AMBON – Pascasarjana Institut Agama Kristen Negeri (IAKN) Ambon menghadirkan pianis internasional Prof. Dr. Hye-Gyung Ji dalam Talkshow on Career Path as Professional Musician yang berlangsung di Bengkel Musik Fakultas Seni Keagamaan Kristen, Selasa, 23 Juni 2026. Kegiatan yang diikuti dosen dan mahasiswa ini menjadi ruang untuk memperkuat kompetensi, memperluas wawasan, serta menumbuhkan semangat mahasiswa dalam meraih cita-cita melalui pengembangan talenta yang dimiliki.
Didampingi flutis Ronaldo B. Alfons, Prof.

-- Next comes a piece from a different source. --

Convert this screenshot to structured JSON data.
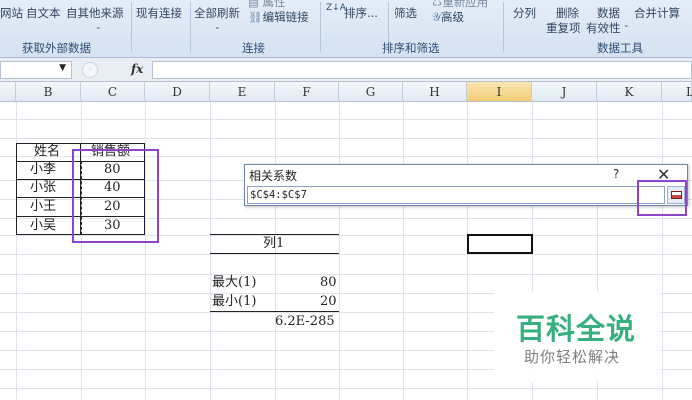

Hye-Gyung Ji membagikan perjalanan hidupnya sejak masa kecil di Korea Selatan hingga berhasil meniti karier sebagai pianis dan profesor musik di Amerika Serikat. Ia mengisahkan berbagai tantangan yang dihadapi, mulai dari keterbatasan ekonomi, meminjam biaya pendidikan dari kolega, hingga keputusan untuk tetap berangkat ke Amerika meski sempat tidak mendapat persetujuan dari orang tuanya.

Namun, menurutnya, mimpi yang besar harus disertai dengan iman dan keberanian. Berpegang pada firman Tuhan dalam Yosua 1:9, ia terus melangkah dengan keyakinan bahwa Tuhan akan menyertai setiap proses yang dijalani. Doa orang tua yang tidak pernah berhenti menjadi kekuatan yang menopang perjalanan hidupnya.
Dalam pemaparannya, Prof. Hye-Gyung Ji mengajak mahasiswa untuk memiliki growth mindset atau pola pikir yang terus bertumbuh. Ia menekankan bahwa setiap orang harus berani bermimpi, memiliki motivasi yang kuat, terus belajar, dan tidak menyerah ketika menghadapi kegagalan maupun berbagai keterbatasan.
“Jangan takut untuk bermimpi. Tuhan memberikan talenta kepada setiap orang, dan talenta itu harus dipakai untuk melayani serta dibagikan kepada orang lain,” ujarnya.
Profesor Musik Piano South Plains College, Amerika Serikat itu juga menuturkan bahwa meski menjalani berbagai aktivitas dan profesi, hatinya tetap tertambat pada dunia musik. Baginya, menemukan tujuan hidup merupakan bagian penting dari perjalanan seseorang untuk memberikan dampak bagi sesama.
Mengacu pada Pengkhotbah 3:1-8, ia mengingatkan bahwa segala sesuatu memiliki waktunya. Karena itu, mahasiswa tidak perlu takut menghadapi proses, melainkan harus terus bertumbuh dan mempersiapkan diri dengan baik.
Selain berbagi pengalaman hidup dan perjalanan karier, Prof. Hye-Gyung Ji bersama Ronaldo B. Alfons juga memberikan berbagai teknik dan masukan dalam pengembangan kemampuan bermain piano. Diskusi berlangsung interaktif dengan berbagai pertanyaan dari mahasiswa dan dosen mengenai tantangan, kegagalan, serta cara mempertahankan semangat dalam mengejar impian.

Melalui kegiatan ini, Pascasarjana IAKN Ambon terus memperkuat jejaring akademik internasional sekaligus menghadirkan ruang pembelajaran yang inspiratif, sehingga mahasiswa tidak hanya berkembang secara akademik, tetapi juga memiliki keberanian untuk bermimpi, semangat untuk terus bertumbuh, dan kesiapan mengembangkan talenta yang dipercayakan Tuhan bagi kemuliaan-Nya dan pelayanan kepada sesama.